Do these restriction exist only to prevent the Railway-Oriented Programming and promote the direct style, or is there any technical reasoning behind them?
@pakoito If the goal was just to prevent ROP, then we would have made it a warning. We made it a compiler error, because if we allow it in Kotlin 1.3, then this code might break in future versions of Kotlin, because of the future changes to the language we might be introducing around Result
type.
P.S. We cannot prevent ROP, anyway. Users are free to use any 3rd-party library with an appropriate result type.
Okay, so binary compatibility. It makes sense, thanks :)
Wouldn't it be a good idea to implement sealed inline class
into the language before 1.3 release, and change Result
implementation, so we don't need to keep the current source and binary interface of Result
forever?
@Dico200 The switch to sealed inline class
in the future should not affect existing binary interface.
Hello all,
This KEEP is more about failure handling in coroutines and parallel decomposition, right? In the first paragraph it speaks about exceptions usages for sequential code.
But Kotlin does not have checked exceptions and this KEEP is not easy to use for failure handling becuse Result
can't be used as public methods and kotlin does not have any syntax support for it (as it has for nulls for example).
Here is my case: some function returns result or error, so it is literally Success T | Failure F
. I want to be sure that user checks for error before using result. In Java I use checked exceptions, so one can't simply ignore error.
In Kotlin exceptions are unchecked, and the only way to implement it is to return null. But with null, I can't return error object.
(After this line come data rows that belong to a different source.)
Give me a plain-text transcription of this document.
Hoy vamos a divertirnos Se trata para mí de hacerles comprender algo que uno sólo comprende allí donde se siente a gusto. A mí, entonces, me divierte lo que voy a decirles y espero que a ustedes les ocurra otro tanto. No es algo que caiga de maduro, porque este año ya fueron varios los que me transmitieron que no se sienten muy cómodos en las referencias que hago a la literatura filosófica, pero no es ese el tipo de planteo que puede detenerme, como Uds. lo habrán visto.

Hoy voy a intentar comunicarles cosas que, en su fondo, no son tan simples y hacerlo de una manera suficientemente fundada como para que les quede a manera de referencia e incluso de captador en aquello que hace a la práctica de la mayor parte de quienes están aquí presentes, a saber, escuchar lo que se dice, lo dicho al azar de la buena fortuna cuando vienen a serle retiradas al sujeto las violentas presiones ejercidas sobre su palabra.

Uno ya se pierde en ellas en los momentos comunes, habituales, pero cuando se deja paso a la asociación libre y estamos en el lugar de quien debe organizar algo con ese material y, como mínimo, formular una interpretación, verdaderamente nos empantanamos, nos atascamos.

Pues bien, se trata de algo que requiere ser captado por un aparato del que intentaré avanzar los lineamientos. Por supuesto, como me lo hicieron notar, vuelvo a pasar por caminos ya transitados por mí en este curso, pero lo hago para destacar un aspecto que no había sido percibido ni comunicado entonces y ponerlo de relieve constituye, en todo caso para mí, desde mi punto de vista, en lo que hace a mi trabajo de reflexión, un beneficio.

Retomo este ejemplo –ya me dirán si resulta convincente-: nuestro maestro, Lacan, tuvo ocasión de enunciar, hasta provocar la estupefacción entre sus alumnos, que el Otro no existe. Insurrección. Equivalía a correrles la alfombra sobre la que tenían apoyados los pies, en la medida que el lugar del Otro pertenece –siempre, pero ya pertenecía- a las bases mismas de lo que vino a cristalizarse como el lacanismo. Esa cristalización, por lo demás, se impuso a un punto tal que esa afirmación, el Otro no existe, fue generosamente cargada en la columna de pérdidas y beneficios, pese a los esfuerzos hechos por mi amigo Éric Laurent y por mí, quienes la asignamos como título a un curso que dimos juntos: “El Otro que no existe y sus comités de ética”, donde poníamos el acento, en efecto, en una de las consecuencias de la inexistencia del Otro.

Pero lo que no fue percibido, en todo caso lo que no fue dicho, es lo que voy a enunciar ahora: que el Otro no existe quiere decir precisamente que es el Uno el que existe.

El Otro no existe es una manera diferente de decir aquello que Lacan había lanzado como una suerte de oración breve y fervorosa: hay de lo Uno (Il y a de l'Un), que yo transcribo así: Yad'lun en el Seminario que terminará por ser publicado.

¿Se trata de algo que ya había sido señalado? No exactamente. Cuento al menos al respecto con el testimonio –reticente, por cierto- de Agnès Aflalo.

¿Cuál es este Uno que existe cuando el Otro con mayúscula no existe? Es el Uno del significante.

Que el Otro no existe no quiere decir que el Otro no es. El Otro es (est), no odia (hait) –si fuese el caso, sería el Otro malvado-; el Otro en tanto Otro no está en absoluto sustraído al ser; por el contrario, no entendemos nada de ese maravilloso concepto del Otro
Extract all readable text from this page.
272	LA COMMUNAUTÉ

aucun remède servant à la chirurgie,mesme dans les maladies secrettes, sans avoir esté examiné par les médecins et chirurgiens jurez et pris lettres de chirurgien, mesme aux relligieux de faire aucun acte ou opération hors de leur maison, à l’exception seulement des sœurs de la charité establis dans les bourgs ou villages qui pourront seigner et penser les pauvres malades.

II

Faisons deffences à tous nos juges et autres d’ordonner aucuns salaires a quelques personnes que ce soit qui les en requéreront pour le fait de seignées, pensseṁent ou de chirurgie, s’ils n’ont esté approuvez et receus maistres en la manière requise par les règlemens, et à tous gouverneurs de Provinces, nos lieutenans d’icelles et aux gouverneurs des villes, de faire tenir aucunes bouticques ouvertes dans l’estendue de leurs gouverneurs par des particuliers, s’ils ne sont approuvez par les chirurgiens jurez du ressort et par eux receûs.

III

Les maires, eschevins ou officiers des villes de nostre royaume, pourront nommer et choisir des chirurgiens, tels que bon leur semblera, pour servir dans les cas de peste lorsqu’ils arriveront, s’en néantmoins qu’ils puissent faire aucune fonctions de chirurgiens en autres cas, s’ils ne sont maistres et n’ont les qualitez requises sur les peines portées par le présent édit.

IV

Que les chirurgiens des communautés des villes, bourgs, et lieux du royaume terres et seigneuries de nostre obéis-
From my point of view, this is very close to nullability support, but instead of null we must handle error somehow.
For example:
fun getUser(): Result<User, String>() {
return if (is42()) User() else Error("This function is not available on Mondays")
}
///
val user = getUser().onError { error -> User("Unknown") }
val user = getUser().onError { error ->
log(error)
User("Unknown")
}
val user = getUser().onError { error -> throw BadUserException(error) }
val user = getUser().onError { error ->
showMessage("Can't get user: $error")
return
}
Could we have something like that?
Given that Result was scoped as a coroutines-only API, you have to look elsewhere for now. There are several already several existing implementations of Result in libraries, and writing one is quite simple.
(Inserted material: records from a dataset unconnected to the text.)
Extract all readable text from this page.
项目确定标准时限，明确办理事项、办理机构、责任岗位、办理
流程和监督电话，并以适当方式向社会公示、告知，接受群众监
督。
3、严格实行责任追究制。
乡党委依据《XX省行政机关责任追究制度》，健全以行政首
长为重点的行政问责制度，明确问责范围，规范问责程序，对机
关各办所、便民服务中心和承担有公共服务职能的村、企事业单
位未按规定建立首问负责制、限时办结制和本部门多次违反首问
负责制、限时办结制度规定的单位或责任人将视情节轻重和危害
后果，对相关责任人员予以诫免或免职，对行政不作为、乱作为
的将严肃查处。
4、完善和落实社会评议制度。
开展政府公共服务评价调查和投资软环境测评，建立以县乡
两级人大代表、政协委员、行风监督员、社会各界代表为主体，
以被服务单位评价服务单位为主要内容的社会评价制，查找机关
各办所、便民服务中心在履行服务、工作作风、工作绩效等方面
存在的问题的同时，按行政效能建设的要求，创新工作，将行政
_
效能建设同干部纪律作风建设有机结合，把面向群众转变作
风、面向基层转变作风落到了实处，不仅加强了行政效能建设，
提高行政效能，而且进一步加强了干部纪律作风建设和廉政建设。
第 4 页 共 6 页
Feel free to rip off either (any error) or try (only Throwable) from arrow: https://github.com/arrow-kt/arrow/blob/master/modules/core/arrow-core/src/main/kotlin/arrow/core/Try.kt https://github.com/arrow-kt/arrow/blob/master/modules/core/arrow-core/src/main/kotlin/arrow/core/Either.kt
// shill
Or even better, use arrow-core
instead :D
// shill
@pakoito thank you.
It seems that I should talk to Roman becuase he wrote that such things "Might be an area of further improvement"
I really want to have it in stdlib
Closing the issue as it had been implemented.
This issue is for discussion of the proposal to provide a Standard Library class to encapsulate successful or failed function execution.